1. Faktor jasmanniah, yang meliputi faktor kesehatan dan faktor cacat tubuh

2. Faktor psikologis, meliputi inteligensi, perhatian, minat, bakat, motif, kematangan, dan kesiapan

3. Faktor kelelahan

Faktor kelelahan dapat dibedakan menjadi dua, yaitu: kelelahan jasmani dan kelelahan rohani

Faktor ekstern meliputi:

1. Faktor keluarga, yang meliputi cara orang tua mendidik, relasi antar anggota keluarga, suasana rumah, keadaan ekonomi keluarga, pengertian orang tua, dan latar belakang kebudayaan

2. Faktor sekolah, yang meliputi metode mengajar, kurikulum, relasi guru dengan siswa, relasi siswa dengan siswa, disiplin sekolah, alat pelajaran, waktu sekolah, standar pelajaran di atas ukuran, keadaan gedung, metode belajar, dan tugas rumah.

3. Faktor masyarakat, yang meliputi kegiatan siswa dalam masyarakat, mass media, teman bergaul, dan bentuk kehidupan masyarakat.

Berdasarkan beberapa pendapat di atas dapat disimpulkan bahwa belajar adalah sebuah proses yang dialami individu untuk mendapat pengetahuan baru, kecakapan, keterampilan, dan perubahan perilaku yang diperoleh dari pengalamannya sendiri dalam interaksi dengan lingkungannya maupun dari sumber-sumber belajar lainnya untuk mencapai kompetensi tertentu.

B. Hasil Belajar Matematika

Pembelajaran adalah sebuah proses yang dilakukan dalam beberapa tahap untuk mendapatkan sebuah produk, yaitu hasil belajar dan individu yang memiliki kompetensi. Proses adalah kegiatan yang dilakukan siswa untuk mencapai tujuan pembelajaran. Sudjana (2008: 22) hasil belajar adalah kemampuan-kemapuan yang dimiliki siswa setelah ia menerima pengalaman belajarnya. Benyamin Bloom (dalam Sudjana, 2008: 22) secara garis besar membagi hasil belajar menjadi tiga ranah, yaitu ranah kognitif, ranah afektif, dan ranah psikomotorik. Ranah kognitif berkenaan dengan hasil belajar intelektual. Ranah afektif berkenaan dengan sikap dan ranah psikomotorik berkenaan dengan hasil belajar keterampilan dan kemampuan bertindak. Ketiga ranah tersebuut menjadi objek penilaian hasil belajar. Diantara ketiga ranah tersebut, ranah kognitiflah yang paling banyak dinilai.

Slameto (2010: 138) kreativitas adalah hasil belajar dalam kecakapan kognitif, sehingga untuk menjadi kreatif dapat dipelajari melalui proses belajar mengajar.

Abdurrahman ( 1999: 37) hasil belajar adalah kemampuan yang diperoleh anak setelah melalui kegiatan belajar.

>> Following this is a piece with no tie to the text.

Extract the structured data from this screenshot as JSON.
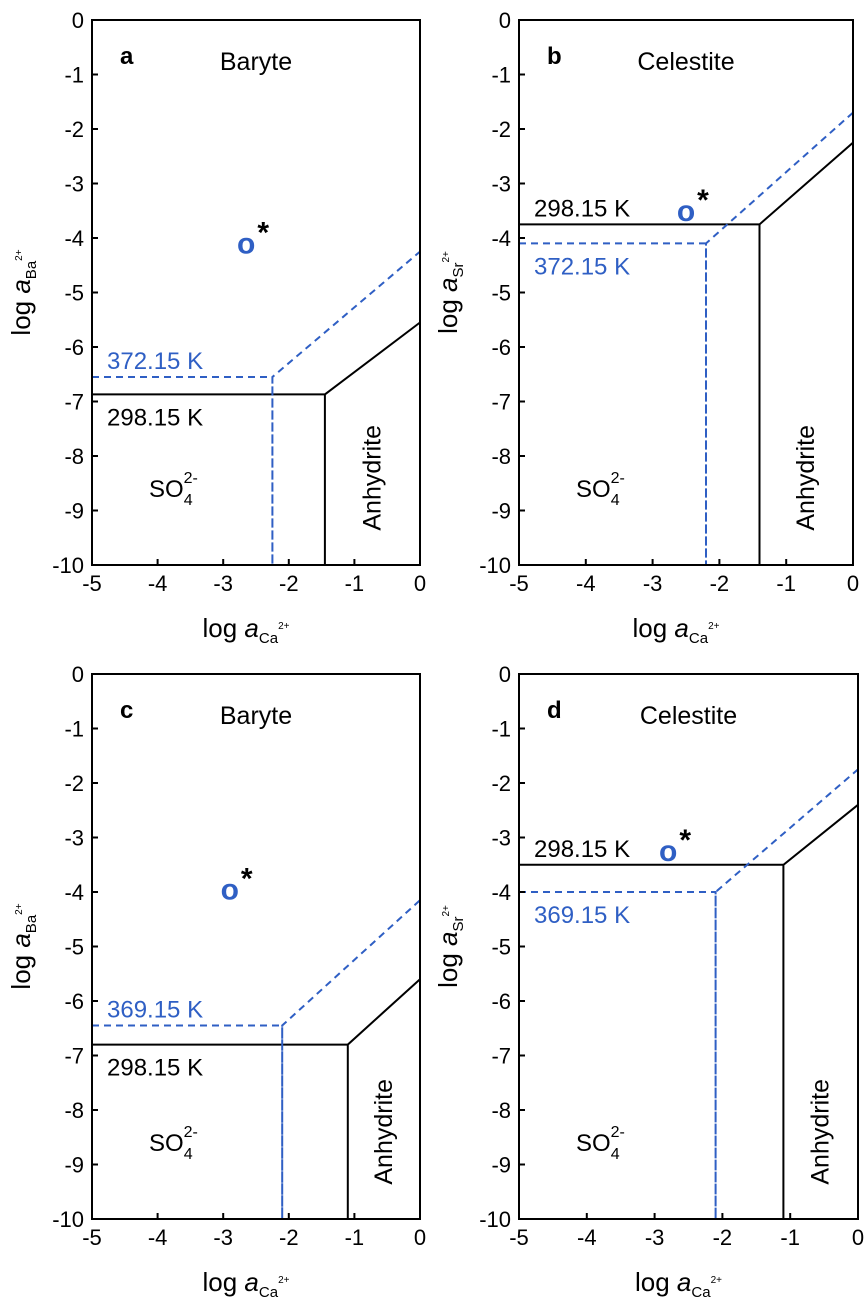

Belajar itu sendiri merupakan suatu proses dari seseorang yang berusaha untuk memperoleh suatu bentuk perubahan perilaku yang relatif menetap.

Dimyati dan mudjiono (2002: 200) Evaluasi hasil belajar memiliki tujuan utama untuk mengetahui tingkat keberhasilan yang dicapai oleh siswa mngikuti suatu kegiatan pembelajaran yang ditandai dengan skala nilai berupa huruf atau kata atau simbol.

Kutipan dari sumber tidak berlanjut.